Ardından "Nereye Payidar" oyunun hazırlanış sürecini değerlendiren Aksel, desteğini büyük bir çoşkuyla ve karşılık sunan oyunun yazarı Bilgesu Erenus'a, kurs eğitmenlerine, oyunculara ve NHKM emekçilerine teşekkür ederek, sözlerine şu şekilde devam etti:  

...Bizim bir tiyatro okulumuz olmalı” deyip ne hedeflediğimizi anlattığımızda, hiç sözü uzatmamıza meydan bırakmadan, karşılık sormadan omuz veren eğitmenlerimiz de sıvadı kolları. Öğrencilerimiz de, kendileri de, zaman zaman belki içlerinden "biraz politik kütlüklerimiz olduğunu" geçirdiler, ama anladılar bizi, amaçta ortaklaşan kollektifin parçası olmaya yatkınlıklarıyla bu gecenin mimarı oldular. 

"Nereye Payidar"ın, henüz birkaç aylık bir eğitimin sonrasında, ilk bakışta bir tür dönem sonu gösterisi gibi seçilmesi, boşuna değil. 

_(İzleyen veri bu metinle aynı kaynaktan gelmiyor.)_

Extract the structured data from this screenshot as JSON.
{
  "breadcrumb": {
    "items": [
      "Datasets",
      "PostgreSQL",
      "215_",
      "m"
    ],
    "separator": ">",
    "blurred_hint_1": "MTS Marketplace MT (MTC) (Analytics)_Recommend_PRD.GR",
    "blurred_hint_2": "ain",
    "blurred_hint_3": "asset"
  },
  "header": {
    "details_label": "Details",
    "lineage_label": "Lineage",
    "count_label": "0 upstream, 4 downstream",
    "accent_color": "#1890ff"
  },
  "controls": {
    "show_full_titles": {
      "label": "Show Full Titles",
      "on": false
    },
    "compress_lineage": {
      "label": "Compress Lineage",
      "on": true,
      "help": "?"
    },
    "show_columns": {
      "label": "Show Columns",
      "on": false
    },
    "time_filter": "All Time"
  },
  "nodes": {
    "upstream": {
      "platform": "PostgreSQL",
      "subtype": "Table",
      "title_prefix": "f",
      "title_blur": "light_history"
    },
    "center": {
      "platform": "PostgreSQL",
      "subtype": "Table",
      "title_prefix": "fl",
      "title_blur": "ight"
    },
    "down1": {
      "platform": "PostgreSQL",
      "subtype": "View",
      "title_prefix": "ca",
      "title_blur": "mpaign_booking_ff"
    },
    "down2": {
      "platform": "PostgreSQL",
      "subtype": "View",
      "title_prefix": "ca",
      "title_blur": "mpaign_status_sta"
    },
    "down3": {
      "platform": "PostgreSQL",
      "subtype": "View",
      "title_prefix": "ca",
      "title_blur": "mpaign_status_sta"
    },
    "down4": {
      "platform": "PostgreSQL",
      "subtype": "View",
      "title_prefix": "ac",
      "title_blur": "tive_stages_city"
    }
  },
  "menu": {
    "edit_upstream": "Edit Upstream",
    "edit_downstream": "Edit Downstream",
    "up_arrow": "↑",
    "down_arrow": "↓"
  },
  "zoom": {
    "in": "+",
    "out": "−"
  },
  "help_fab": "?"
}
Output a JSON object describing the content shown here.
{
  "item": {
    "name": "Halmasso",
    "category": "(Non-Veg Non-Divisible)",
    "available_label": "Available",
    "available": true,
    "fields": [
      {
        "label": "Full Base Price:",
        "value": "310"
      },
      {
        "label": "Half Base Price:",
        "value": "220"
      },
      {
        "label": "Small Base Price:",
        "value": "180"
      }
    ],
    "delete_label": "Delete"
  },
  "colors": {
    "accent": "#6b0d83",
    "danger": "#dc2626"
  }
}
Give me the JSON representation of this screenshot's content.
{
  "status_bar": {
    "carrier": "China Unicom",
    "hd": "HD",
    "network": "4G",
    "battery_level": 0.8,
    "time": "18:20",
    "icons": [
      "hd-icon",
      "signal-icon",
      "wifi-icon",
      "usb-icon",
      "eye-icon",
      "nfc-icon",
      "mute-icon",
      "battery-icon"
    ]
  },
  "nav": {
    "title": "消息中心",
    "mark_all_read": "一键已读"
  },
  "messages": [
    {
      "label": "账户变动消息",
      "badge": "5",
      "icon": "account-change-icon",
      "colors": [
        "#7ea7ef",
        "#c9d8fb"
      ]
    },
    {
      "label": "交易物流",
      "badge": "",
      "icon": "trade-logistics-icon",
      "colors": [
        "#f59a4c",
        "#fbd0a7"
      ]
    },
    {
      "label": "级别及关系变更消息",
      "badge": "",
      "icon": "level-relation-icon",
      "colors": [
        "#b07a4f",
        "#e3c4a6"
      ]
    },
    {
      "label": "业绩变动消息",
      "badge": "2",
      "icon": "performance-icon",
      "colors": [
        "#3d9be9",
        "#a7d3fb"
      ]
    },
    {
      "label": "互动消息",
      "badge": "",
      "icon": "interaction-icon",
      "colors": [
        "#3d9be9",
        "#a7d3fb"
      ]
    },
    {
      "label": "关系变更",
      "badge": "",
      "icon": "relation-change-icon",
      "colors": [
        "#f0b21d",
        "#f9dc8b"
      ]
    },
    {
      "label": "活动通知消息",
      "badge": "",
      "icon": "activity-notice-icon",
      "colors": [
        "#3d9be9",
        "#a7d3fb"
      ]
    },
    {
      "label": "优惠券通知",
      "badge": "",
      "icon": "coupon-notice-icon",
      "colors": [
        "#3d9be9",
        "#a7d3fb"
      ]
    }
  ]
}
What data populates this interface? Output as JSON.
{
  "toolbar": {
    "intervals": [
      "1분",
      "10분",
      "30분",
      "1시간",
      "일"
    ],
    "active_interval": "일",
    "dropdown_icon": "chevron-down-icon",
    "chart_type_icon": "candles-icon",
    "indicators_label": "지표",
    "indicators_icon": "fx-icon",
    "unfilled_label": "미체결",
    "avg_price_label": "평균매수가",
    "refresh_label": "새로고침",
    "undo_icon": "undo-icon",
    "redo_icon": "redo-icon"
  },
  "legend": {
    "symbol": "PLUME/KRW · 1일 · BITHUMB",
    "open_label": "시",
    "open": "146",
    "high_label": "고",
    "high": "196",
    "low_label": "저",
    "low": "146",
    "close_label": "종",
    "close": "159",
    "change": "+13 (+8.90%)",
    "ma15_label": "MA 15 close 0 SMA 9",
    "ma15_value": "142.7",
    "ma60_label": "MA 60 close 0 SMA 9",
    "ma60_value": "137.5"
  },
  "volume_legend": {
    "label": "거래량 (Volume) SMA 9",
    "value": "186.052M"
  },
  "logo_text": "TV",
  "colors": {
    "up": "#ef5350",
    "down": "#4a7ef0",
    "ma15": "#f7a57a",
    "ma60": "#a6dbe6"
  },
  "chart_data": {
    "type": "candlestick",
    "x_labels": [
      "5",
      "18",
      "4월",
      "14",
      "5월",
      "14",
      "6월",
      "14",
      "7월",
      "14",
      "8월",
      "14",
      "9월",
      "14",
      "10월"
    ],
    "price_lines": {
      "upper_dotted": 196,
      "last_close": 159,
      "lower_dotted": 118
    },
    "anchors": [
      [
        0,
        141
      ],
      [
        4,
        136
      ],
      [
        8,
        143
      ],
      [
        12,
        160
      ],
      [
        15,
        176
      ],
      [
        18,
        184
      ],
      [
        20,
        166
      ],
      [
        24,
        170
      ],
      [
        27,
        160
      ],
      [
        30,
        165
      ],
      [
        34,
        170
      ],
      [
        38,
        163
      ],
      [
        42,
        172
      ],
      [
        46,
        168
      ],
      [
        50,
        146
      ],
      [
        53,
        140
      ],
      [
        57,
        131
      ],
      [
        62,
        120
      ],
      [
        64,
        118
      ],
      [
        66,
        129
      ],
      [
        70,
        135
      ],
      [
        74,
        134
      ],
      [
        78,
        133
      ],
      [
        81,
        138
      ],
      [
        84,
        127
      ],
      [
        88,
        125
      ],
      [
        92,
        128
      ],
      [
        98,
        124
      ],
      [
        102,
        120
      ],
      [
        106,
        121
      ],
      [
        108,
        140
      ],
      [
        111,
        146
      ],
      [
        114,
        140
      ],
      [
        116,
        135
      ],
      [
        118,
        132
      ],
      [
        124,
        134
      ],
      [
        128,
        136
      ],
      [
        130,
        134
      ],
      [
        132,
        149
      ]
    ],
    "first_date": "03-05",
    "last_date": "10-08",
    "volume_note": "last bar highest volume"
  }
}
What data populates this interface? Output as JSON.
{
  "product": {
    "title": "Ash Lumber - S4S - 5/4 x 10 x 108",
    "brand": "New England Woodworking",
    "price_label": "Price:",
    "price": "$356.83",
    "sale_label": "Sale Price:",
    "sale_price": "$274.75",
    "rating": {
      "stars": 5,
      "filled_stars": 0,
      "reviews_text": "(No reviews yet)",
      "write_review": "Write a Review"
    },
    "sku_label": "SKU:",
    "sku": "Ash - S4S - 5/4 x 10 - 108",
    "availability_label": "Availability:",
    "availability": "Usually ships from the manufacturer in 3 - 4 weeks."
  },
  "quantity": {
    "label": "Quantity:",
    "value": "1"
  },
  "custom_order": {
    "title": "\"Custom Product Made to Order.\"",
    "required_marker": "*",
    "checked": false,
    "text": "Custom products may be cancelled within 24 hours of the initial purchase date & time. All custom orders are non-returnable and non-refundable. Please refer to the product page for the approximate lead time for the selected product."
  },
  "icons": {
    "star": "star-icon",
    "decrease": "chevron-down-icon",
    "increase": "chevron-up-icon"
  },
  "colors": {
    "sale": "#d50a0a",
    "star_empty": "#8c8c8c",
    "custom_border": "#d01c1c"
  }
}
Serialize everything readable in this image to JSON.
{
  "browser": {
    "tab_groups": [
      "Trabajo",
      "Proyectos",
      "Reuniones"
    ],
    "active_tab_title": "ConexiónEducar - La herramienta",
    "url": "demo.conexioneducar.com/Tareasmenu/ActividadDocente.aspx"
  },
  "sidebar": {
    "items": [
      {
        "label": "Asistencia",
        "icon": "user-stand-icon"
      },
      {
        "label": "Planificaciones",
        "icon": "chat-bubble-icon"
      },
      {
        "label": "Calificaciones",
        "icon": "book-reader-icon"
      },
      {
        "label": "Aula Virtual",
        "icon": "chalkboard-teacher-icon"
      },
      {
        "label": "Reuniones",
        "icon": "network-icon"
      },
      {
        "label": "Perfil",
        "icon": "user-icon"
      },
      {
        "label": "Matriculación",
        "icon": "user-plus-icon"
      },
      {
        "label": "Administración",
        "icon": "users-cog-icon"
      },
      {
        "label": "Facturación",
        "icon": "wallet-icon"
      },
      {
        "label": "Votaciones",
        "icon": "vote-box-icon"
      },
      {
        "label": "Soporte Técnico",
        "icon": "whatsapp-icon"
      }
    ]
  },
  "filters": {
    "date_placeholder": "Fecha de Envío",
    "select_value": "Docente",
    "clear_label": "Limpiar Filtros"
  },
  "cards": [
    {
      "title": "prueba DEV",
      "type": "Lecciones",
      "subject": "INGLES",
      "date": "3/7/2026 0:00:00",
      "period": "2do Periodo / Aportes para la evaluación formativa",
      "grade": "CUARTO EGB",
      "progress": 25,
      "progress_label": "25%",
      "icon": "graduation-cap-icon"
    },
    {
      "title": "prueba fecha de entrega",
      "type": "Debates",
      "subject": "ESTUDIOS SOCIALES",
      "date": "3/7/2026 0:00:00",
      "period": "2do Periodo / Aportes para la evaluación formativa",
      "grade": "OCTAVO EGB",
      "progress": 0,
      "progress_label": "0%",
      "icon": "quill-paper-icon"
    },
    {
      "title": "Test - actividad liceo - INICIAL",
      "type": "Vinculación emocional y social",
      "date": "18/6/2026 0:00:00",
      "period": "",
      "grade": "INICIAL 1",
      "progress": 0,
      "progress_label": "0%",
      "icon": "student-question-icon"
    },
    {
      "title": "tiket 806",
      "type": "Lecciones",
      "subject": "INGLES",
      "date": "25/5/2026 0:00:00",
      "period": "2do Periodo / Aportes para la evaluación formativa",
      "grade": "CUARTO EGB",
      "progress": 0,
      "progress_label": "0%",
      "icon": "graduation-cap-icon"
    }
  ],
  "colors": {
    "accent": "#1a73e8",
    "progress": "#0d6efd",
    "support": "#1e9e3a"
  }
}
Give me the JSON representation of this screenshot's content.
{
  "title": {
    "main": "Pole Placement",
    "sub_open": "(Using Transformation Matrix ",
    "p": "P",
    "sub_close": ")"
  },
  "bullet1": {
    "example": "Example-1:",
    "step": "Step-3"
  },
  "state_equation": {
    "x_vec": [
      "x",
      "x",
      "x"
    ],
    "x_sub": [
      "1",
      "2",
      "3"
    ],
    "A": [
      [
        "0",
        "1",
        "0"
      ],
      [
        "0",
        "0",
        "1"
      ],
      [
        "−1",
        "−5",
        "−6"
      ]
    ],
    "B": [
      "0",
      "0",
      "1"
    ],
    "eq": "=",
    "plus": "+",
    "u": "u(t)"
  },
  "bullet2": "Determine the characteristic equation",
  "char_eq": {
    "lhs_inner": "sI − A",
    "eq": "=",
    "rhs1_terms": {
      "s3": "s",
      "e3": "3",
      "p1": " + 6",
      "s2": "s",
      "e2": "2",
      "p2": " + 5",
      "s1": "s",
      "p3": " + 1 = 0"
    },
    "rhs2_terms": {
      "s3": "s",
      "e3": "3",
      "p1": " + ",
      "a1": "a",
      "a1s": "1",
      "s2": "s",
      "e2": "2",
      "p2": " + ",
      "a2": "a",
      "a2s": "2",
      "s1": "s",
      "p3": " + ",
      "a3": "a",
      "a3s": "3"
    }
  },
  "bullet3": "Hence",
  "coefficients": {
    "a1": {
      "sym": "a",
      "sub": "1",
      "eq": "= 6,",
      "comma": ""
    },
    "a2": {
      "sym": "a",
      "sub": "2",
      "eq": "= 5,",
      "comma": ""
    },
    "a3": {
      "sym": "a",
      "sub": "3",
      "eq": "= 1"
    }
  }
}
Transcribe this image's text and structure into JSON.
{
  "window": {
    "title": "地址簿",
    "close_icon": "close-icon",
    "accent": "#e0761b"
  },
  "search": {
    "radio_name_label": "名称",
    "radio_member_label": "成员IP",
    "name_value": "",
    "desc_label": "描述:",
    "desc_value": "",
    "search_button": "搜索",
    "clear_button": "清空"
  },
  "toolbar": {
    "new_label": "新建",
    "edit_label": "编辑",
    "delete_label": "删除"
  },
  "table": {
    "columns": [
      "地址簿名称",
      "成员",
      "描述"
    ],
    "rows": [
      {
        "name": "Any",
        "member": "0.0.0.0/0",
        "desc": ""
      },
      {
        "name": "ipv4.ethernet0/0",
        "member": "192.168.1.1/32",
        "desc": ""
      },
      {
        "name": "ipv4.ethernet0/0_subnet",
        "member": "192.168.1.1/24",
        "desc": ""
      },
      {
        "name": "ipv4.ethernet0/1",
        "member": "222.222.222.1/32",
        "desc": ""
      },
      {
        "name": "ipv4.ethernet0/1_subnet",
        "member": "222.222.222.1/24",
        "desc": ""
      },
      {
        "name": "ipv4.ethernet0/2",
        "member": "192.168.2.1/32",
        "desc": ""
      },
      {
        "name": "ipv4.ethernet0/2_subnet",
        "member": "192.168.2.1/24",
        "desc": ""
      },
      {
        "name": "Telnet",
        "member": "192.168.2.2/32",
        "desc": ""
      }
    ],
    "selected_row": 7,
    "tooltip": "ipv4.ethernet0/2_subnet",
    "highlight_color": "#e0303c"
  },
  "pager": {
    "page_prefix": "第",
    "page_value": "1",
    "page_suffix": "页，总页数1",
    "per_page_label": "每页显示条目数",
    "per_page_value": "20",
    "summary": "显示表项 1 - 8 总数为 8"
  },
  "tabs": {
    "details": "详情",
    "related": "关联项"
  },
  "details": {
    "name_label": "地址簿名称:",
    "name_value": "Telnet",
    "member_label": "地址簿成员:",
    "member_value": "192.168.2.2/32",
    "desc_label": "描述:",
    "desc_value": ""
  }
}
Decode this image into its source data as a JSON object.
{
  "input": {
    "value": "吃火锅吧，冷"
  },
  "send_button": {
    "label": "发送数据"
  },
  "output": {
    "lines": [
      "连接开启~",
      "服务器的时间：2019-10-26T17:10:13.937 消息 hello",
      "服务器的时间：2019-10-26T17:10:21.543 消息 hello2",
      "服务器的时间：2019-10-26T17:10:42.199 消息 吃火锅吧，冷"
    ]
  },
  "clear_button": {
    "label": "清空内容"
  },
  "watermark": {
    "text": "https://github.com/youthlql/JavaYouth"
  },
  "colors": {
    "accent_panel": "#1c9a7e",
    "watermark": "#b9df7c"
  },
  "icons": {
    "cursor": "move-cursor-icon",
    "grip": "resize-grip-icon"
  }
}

İlk kez 1975-1976 sezonunda sahnelenen ve devrimci bellekte derin iz bırakan bu oyun, bir kitap olarak basılmak, sahnelemek isteyenlerin eline ulaşmak için 34 yıl bekledi. Evet, 34 yıl. Ne oldu da, basılması gündeme geldi peki bunca yıl sonra? TEKEL işçileri ülkeyi sarstı. O muazzam dalgayla "Nereye Payidar"a dönüldü, bakıldı... 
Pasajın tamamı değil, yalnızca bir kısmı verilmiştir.